Yes, resolving the encounter doesn't mean you have to resolve it successfully. Your clue gained during the encounter still entitles you to place it, as the Mystery states.
A few references to illustrate that the term resolve doesn't imply success or passing a test:
On page 9 of the rulebook, when describing Phase 2, the Encounter Phase:
During this phase, each investigator resolves one encounter.... is phase starts with the Lead Investigator. He resolves an encounter, then the investigator to his left resolves an encounter, and so on, until each investigator has resolved one encounter.
Under Token Encounters on the same page:
Clue tokens allow investigators to draw and resolve Research Encounter cards.

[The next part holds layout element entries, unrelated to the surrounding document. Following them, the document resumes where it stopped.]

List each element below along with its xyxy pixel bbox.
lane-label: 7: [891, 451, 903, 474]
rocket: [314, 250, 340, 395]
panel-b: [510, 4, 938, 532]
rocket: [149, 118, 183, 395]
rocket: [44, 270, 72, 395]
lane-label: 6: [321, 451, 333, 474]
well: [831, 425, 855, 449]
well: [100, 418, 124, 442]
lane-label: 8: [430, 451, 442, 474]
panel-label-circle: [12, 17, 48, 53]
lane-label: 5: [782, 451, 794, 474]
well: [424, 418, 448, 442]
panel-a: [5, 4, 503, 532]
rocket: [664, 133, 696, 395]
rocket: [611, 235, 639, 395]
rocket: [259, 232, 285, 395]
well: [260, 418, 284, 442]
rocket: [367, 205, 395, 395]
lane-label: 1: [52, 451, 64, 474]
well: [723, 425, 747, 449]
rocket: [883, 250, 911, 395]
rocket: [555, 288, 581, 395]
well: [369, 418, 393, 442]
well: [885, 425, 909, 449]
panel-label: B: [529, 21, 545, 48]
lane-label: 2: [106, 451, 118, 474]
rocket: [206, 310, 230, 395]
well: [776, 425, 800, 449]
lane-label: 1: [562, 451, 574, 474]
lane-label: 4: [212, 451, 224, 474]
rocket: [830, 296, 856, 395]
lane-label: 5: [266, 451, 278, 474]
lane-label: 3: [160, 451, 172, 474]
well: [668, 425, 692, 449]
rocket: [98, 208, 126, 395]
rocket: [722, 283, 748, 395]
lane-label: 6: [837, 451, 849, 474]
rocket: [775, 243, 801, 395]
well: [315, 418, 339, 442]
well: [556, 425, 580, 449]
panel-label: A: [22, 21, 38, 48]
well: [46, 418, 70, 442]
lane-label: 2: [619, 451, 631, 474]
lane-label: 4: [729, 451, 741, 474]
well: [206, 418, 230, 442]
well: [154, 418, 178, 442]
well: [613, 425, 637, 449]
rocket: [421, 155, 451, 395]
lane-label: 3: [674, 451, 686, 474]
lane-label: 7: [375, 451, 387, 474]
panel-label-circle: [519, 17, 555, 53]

Gate tokens allow investigators to draw and resolve Other World Encounter cards.
Active Expedition token allows investigators to draw and resolve Expedition Encounter cards.
On Page 12 under Complex Encounters:
Expedition Encounters, Other World Encounters, and Special Encounters are rewarding but dangerous adventures called complex encounters. Each of these cards has three effects. To resolve these encounters, an investigator first resolves the initial effect (the top box of the card). Depending upon the result of this effect, he immediately resolves one of the other two effects.
These examples illustrate that resolving doesn't imply success, as the last case even talks of resolving and then branching based on the result of the effect (implying that 'resolve' could be a success or failure).